David doesn't do any of those things, though. In fact, having a stepdad is rather like just having his regular dad - in that he never really sees either of them. He spends the first six months of his mother's marriage utterly unimpressed by the whole thing.
Then his mom sits him down one day and tells him that she has some news.
He's going to have a brother.
She probably expects him to be excited. In the past, he's said how boring it is to be an only child, and complained that since they live out of town he never has anyone to play with. But that was in the past. All Cooper can think now is how Marla's little brothers scream all the time and put food in her bed and how when they were first born she would come into school with lopsided pigtails and fall asleep at her desk because she hadn't been to sleep at all the night before.
He also remembers how she said they take up all her mom's time, and thinks, if I hardly see my mom now, what'll it be like when she has a more important kid to look after too? She'll probably never even look at me again.
He tells her all the stuff about Marla's brothers being annoying and also some things he learnt in school about babies needing a lot of looking after and being fragile, and then tells her he'd rather she didn't have one, if it's all the same to her.
She looks at him like she's trying not to laugh, which confuses him, because he didn't even say anything funny. Cooper knows when he's said something funny. His teacher says he's a 'class clown' - whatever that is - and his grandpa always says he should be a comedian when he grows up.
"It's not a choice whether or not I have this baby, Cooper," she says gently. "It's already on its way."
He sighs like it's a great personal hassle.

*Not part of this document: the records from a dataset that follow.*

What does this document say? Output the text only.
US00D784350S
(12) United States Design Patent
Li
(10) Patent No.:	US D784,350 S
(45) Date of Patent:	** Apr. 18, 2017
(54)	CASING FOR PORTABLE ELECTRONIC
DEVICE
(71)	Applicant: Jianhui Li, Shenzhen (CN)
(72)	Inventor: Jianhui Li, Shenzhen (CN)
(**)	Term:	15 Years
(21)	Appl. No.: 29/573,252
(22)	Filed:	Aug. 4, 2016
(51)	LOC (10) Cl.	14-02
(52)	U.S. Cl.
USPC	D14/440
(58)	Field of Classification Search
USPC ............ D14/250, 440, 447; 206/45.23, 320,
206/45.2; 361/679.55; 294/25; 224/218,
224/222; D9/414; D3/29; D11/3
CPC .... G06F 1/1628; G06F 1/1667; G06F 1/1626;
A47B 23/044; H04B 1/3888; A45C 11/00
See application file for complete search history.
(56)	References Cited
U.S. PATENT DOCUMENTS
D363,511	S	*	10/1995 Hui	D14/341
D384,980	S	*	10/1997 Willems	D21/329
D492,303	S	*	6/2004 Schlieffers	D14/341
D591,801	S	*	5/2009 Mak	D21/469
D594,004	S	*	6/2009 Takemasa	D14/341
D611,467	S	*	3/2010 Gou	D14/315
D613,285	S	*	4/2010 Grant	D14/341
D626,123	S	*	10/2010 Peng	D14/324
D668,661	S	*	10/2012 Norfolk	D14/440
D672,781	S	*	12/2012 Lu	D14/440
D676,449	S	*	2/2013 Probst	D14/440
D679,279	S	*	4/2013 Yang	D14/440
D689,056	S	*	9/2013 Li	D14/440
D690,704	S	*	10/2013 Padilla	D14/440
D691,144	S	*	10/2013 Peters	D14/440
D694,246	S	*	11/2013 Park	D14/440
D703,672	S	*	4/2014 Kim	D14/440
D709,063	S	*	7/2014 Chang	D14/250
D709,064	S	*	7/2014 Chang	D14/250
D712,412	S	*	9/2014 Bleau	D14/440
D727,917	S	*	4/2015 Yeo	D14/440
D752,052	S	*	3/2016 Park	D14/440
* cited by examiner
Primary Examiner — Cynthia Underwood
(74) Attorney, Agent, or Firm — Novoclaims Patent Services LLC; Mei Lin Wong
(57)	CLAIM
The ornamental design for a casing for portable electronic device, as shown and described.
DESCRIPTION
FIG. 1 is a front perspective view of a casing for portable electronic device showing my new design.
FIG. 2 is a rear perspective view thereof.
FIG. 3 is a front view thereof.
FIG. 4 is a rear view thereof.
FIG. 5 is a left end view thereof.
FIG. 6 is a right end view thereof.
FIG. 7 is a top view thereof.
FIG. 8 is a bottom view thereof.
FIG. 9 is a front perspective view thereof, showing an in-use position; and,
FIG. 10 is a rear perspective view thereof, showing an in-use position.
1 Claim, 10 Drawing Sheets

"Well, when is it getting here then?"
She tells him about six months, and he brightens. Six months is forever. He'll probably have made enough allowance money to get his own house by then anyway, and then he'll never even have to meet the baby. He tells her fine, she can go ahead and have it, and then retreats to the back yard to play soccer with the dog.
0.
When Cooper's nearly ten, his mom is the fattest lady he's ever seen. She tells him it's because the baby is growing inside her stomach. It takes him a few months before he think to ask how it got in there in the first place.
The resulting talk is so horrifying that he can't bring himself to look any adult in the eyes for weeks. In fact, the first time he manages it again is the morning of his tenth birthday. He wakes up early and bounds down the stairs to search out the presents he knows will be hidden somewhere. The living room is already decorated with balloons and streamers and a shiny green banner that says HAPPY BIRTHDAY with little race cars driving up the sides of the letters, all in preparation for the party that afternoon. He's invited everyone in his class and there's a cake shaped like a soccer ball and an amazing film that his mom had let him pick out at the store and then she agreed to let Marla stay the night afterwards. It's going to be the day that is better than every other day he has ever lived put together.
At least, it is until his parents come down the stairs at ten o clock. His mom is clutching her stomach and moaning, and she's wearing a coat over her pajamas. David is wearing the messiest outfit Cooper's ever seen him in, jeans with a hole in the knee and a shirt that's buttoned wrong. He looks frazzled when he crouches down to talk to Cooper, and Coop forgets to be grossed out at the thought of what this guy's been doing to his mom, because it looks like something serious is going on.
"Cooper, it looks like we're going to have to call off the party."
Cooper doesn't remember what he says, but he think it may have been somewhere between a list of all the worst swear words he knows (taught to him in secret by Alfie Wingcrest, whose dad is an alcoholic and therefore tells him all sorts of great grownup stuff) and a flat out scream. David glances back over his shoulder at Cooper's mom, who has stopped moaning and is now huffing out breaths with a sort of determination Cooper didn't know could be applied to something as boring as breathing. She shoots her husband the angriest look Cooper's ever seen, and David gulps and starts talking again.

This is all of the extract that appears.